The unprecedented repression against the Palestine solidarity movement, undermining longstanding democratic norms, paved the way for the violence in Gießen. The police could have decided that the violence needed to facilitate the AfD meeting was not “proportional”—but thanks to pro-Zionist Staatsräson (reason of state), police violence is more accepted that at any time in decades. 

Hope

Yet the images from Gießen show there is an alternative to the ruling class’s shift to the right. We don’t see young people adopting far-right and fascist ideas. Instead of a “Generation Deutschland” longing for a white homeland, we instead saw a “Generation Antifa” putting their bodies on the line to stop the Far Right. (The gender divide was hard to overlook too: the AfD meeting was an almost entirely male affair, while women and queers outnumbered at the blockades.)

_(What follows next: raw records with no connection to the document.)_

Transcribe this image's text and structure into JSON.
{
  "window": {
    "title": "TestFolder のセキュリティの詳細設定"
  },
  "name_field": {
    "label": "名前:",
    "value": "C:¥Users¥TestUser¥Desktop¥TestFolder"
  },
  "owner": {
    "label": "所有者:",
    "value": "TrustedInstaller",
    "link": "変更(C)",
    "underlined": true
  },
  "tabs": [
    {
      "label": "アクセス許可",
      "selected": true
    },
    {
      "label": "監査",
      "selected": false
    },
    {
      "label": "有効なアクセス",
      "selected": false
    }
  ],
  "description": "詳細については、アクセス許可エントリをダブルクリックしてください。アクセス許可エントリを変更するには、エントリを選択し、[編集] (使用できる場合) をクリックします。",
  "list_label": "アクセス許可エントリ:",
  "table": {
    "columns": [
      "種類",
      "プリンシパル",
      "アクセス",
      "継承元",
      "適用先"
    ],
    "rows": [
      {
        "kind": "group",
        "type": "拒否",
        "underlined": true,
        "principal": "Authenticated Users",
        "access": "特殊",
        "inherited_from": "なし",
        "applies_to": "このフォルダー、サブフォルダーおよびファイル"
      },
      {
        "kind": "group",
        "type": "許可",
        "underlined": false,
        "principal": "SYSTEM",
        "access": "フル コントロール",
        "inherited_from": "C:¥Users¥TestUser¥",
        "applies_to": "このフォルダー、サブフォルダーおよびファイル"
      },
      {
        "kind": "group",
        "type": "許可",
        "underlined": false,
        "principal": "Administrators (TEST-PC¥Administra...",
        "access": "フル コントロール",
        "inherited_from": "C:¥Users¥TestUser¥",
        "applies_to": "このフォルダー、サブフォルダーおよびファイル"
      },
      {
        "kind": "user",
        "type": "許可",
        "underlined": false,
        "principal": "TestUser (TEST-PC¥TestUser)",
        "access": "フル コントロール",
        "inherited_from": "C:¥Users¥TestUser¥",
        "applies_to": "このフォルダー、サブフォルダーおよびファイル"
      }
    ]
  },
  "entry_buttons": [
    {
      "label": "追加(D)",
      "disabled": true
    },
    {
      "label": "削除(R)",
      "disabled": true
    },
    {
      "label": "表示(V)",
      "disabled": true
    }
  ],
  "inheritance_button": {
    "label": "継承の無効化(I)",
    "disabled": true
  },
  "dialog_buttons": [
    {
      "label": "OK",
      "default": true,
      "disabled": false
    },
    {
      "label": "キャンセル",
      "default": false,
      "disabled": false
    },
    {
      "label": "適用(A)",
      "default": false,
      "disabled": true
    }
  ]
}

Better yet, we see a “Generation Class Struggle”: there were lots of workers and unions in the protests in Gießen, which drew the ire of AfD leaders and right-wing publications. They like to present themselves as a party of “little guys,” but in reality, billionaires make up the backbone of the Far Right.

Young people in Gießen showed that we are the ones who can stop the AfD. Politicians of the “extreme center” claim to oppose the AfD even as they support genocide, attack our living standards, and prepare for new wars. Government policies are grist to the Far Right’s mill. It’s only by fighting against militarism and against the authoritarian turn that we can stop the AfD.

Red Flag is a weekly opinion column on Berlin politics that Nathaniel has been writing since 2020. After moving through different homes, it now appears at The Left Berlin.